The Jersey Care Inquiry has partly focused on allegations of abuse at the Haut de la Garenne children's home in the 1960s

A former manager of Jersey's children's services still has "great concerns" about the way vulnerable children are cared for, the Care Inquiry into historical child abuse has heard.

Josephine Olsson ran Children's Services as an interim manager for 12 months up until August.

She was brought in temporarily to improve the department.

Ms Olsson told the inquiry the service had not focussed on protecting children at the time she arrived.

She also said the department lagged a long way behind the standards of the UK.
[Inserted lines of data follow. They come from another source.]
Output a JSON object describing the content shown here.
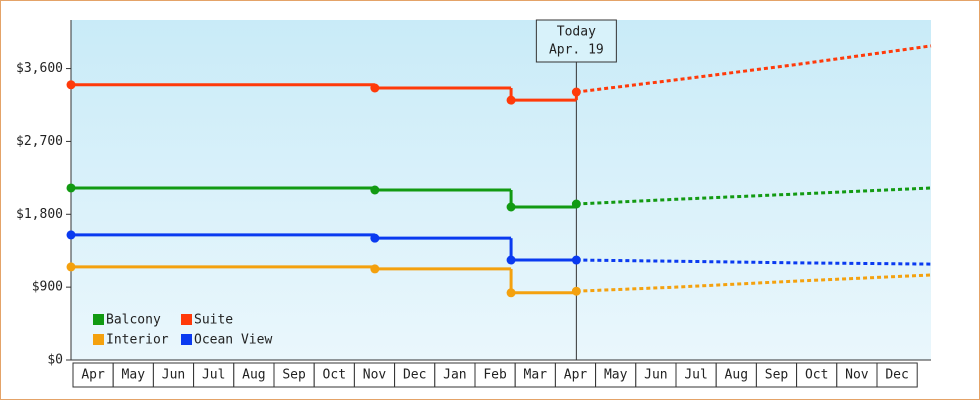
{
  "chart_data": {
    "type": "step-line",
    "annotation": {
      "lines": [
        "Today",
        "Apr. 19"
      ],
      "x": 12.54
    },
    "categories": [
      "Apr",
      "May",
      "Jun",
      "Jul",
      "Aug",
      "Sep",
      "Oct",
      "Nov",
      "Dec",
      "Jan",
      "Feb",
      "Mar",
      "Apr",
      "May",
      "Jun",
      "Jul",
      "Aug",
      "Sep",
      "Oct",
      "Nov",
      "Dec"
    ],
    "xlim": [
      0,
      21.34
    ],
    "ylim": [
      0,
      4200
    ],
    "yticks": [
      {
        "value": 0,
        "label": "$0"
      },
      {
        "value": 900,
        "label": "$900"
      },
      {
        "value": 1800,
        "label": "$1,800"
      },
      {
        "value": 2700,
        "label": "$2,700"
      },
      {
        "value": 3600,
        "label": "$3,600"
      }
    ],
    "series": [
      {
        "name": "Balcony",
        "color": "#129a12",
        "x": [
          0,
          7.54,
          10.92,
          12.54
        ],
        "values": [
          2125,
          2100,
          1890,
          1927
        ],
        "forecast_x": [
          12.54,
          15,
          18,
          21.34
        ],
        "forecast_values": [
          1927,
          1985,
          2050,
          2125
        ]
      },
      {
        "name": "Suite",
        "color": "#ff3a0a",
        "x": [
          0,
          7.54,
          10.92,
          12.54
        ],
        "values": [
          3400,
          3360,
          3210,
          3310
        ],
        "forecast_x": [
          12.54,
          15,
          18,
          21.34
        ],
        "forecast_values": [
          3310,
          3460,
          3650,
          3880
        ]
      },
      {
        "name": "Interior",
        "color": "#f4a10e",
        "x": [
          0,
          7.54,
          10.92,
          12.54
        ],
        "values": [
          1150,
          1125,
          830,
          850
        ],
        "forecast_x": [
          12.54,
          15,
          18,
          21.34
        ],
        "forecast_values": [
          850,
          900,
          975,
          1050
        ]
      },
      {
        "name": "Ocean View",
        "color": "#0a3af0",
        "x": [
          0,
          7.54,
          10.92,
          12.54
        ],
        "values": [
          1545,
          1505,
          1235,
          1235
        ],
        "forecast_x": [
          12.54,
          15,
          18,
          21.34
        ],
        "forecast_values": [
          1235,
          1220,
          1200,
          1185
        ]
      }
    ]
  }
}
The professional culture was "archaic", "hierarchical", "paternalistic", "moribund", "under-developed", with "too many internal promotions" and "systemic weakness at director level", she said.

'Great concerns'

Ms Olsson said: "While I was here the number of children in care rose from 75 to 120. This signalled the fact that children and their welfare had not been the focus of Children's Services.

"Those numbers showed that the service had been reluctant to take children into care when they should have been."

Ms Olsson said when she arrived she found numerous investigations under way into cases where children had been seriously harmed, and instigated some herself.

"Team managers were being advised not to take appropriately assertive action and as a consequence children were left unprotected for extended periods of time - and by that I mean years.

"I did not leave the island believing that children were safe, and I still have great concerns about their safety," she said.

Ms Olsson also said the island's justice system is inherently conflicted because prosecutors were also legal advisors to States departments.